To Do 1: In Hanoi die Puppen tanzen lassen

Das Wasserpuppentheater ist eine rein vietnamesische Kunstform, die es nirgendwo sonst auf der Welt gibt. Deshalb sollte ein Theaterbesuch auf dem Programm eines jeden Vietnam-Urlaubers stehen. Vor allem in der Hauptstadt Hanoi werden allabendlich Vorstellungen angeboten: Auf der Bühne, die aus einem Wasserbecken besteht, werden dann die an ca. 4 Meter langen Stangen Puppen zur Orchestermusik bewegt. Auch wenn die Darbietungen für uns Europäer teilweise etwas skurril wirken, ein Besuch im Wasserpuppentheater ist ein echtes Kultur-Highlight.

To Do 2: Durch die Kalkfelsen der Halong Bay schippern

Unweit der vietnamesischen Hauptstadt Hanoi befindet sich die Halong Bay, die in den 90er Jahren zum UNECSO Weltkulturerbe ernannt wurde. Zu Recht, denn die eine Bootsfahrt durch die rund 2000 Kalkfelsen ist ein wahrlich beeindruckendes Erlebnis. Für die meisten Besucher geht es mit einer vietnamesischen Dschunke auf mehrtägige Entdeckungstour, denn nur so sind die Weiten des ca. 1.500 Quadratkilometer großen Gebietes zu erahnen.  Auch wenn die Halong Bay Touristen-Anziehungspunkt Nummer 1 ist: Mit dem Boot durch die Felsformationen zu schippern und dabei Sonnenaufgang sowie –untergang zu genießen, garantiert ein unvergessliches Urlaubserlebnis.

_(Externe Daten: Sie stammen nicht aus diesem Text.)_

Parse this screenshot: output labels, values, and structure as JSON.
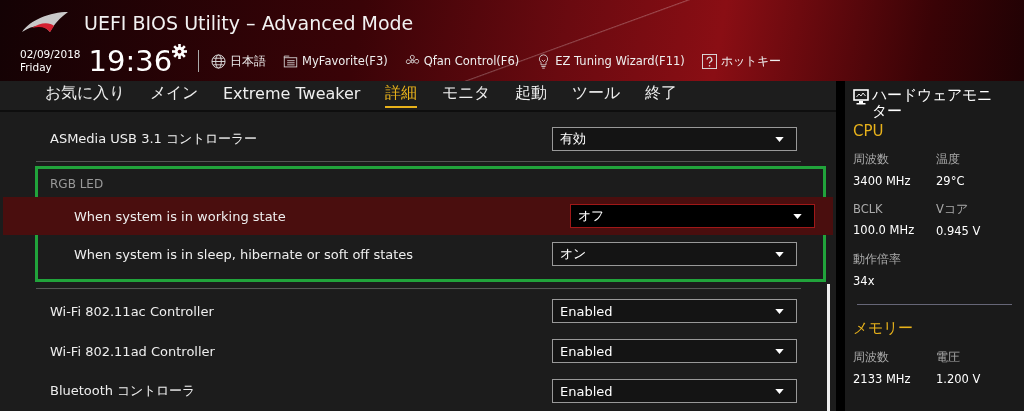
{
  "header": {
    "title": "UEFI BIOS Utility – Advanced Mode",
    "date": "02/09/2018",
    "weekday": "Friday",
    "time": "19:36",
    "tools": [
      {
        "kind": "language",
        "label": "日本語"
      },
      {
        "kind": "favorite",
        "label": "MyFavorite(F3)"
      },
      {
        "kind": "fan",
        "label": "Qfan Control(F6)"
      },
      {
        "kind": "bulb",
        "label": "EZ Tuning Wizard(F11)"
      },
      {
        "kind": "help",
        "label": "ホットキー"
      }
    ]
  },
  "tabs": [
    {
      "label": "お気に入り",
      "selected": false
    },
    {
      "label": "メイン",
      "selected": false
    },
    {
      "label": "Extreme Tweaker",
      "selected": false
    },
    {
      "label": "詳細",
      "selected": true
    },
    {
      "label": "モニタ",
      "selected": false
    },
    {
      "label": "起動",
      "selected": false
    },
    {
      "label": "ツール",
      "selected": false
    },
    {
      "label": "終了",
      "selected": false
    }
  ],
  "settings": [
    {
      "kind": "dropdown",
      "label": "ASMedia USB 3.1 コントローラー",
      "value": "有効",
      "selected": false
    },
    {
      "kind": "group",
      "label": "RGB LED",
      "outlined": true,
      "items": [
        {
          "label": "When system is in working state",
          "value": "オフ",
          "selected": true
        },
        {
          "label": "When system is in sleep, hibernate or soft off states",
          "value": "オン",
          "selected": false
        }
      ]
    },
    {
      "kind": "dropdown",
      "label": "Wi-Fi 802.11ac Controller",
      "value": "Enabled",
      "selected": false
    },
    {
      "kind": "dropdown",
      "label": "Wi-Fi 802.11ad Controller",
      "value": "Enabled",
      "selected": false
    },
    {
      "kind": "dropdown",
      "label": "Bluetooth コントローラ",
      "value": "Enabled",
      "selected": false
    }
  ],
  "monitor": {
    "title": "ハードウェアモニター",
    "sections": [
      {
        "title": "CPU",
        "fields": [
          {
            "label": "周波数",
            "value": "3400 MHz"
          },
          {
            "label": "温度",
            "value": "29°C"
          },
          {
            "label": "BCLK",
            "value": "100.0 MHz"
          },
          {
            "label": "Vコア",
            "value": "0.945 V"
          },
          {
            "label": "動作倍率",
            "value": "34x"
          }
        ]
      },
      {
        "title": "メモリー",
        "fields": [
          {
            "label": "周波数",
            "value": "2133 MHz"
          },
          {
            "label": "電圧",
            "value": "1.200 V"
          }
        ]
      }
    ]
  }
}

To Do 3: Die vietnamesische Kulinarik in Hoi An kennenlernen

Das deftige Nationalgericht Pho (eine stundenlang gekochte Rinderbrühe), frische Frühlingsrollen und feine Currys sind nur drei Beispiele für leckere vietnamesische Speisen. Die Küche gilt als exotisch, leicht und gesund. Das Tolle: Kochkurse werden im ganzen Land angeboten. Meistens trifft sich die Gruppe schon morgens und startet den Kochkurs mit einem gemeinsamen Gang auf den Markt. Nach einer Einweisung in die gängigsten Gewürze, Obst- und Gemüsesorten in Vietnam kochen die Teilnehmer zusammen landestypische Spezialitäten. Besonders empfehlenswert ist ein Kochkurs in der wunderschönen Altstadt Hoi An, die sich nach getaner Arbeit gemütlich zu Fuß erkunden lässt.

Vietnamesische Frauen

To Do 4: Kitesurfen und Planschen in Mui Né

Das kleine Fischerdörfchen Mui Né ist fast noch ein Geheimtipp, denn viele Besucher zieht es für den Badespaß oft in den nahegelegenen, größeren Ort Phan Thiet. Dabei hat das südliche Mui Né einiges zu bieten: Kleine gemütliche Hotels sowie urige Restaurants bieten beste Voraussetzungen für erholsame Tage am Strand des südchinesischen Meeres. Und auch Aktiv-Urlauber fühlen sich hier wohl: Inzwischen hat sich Mui Né in der Sportszene als Wind- und Kitesurf Mekka etabliert.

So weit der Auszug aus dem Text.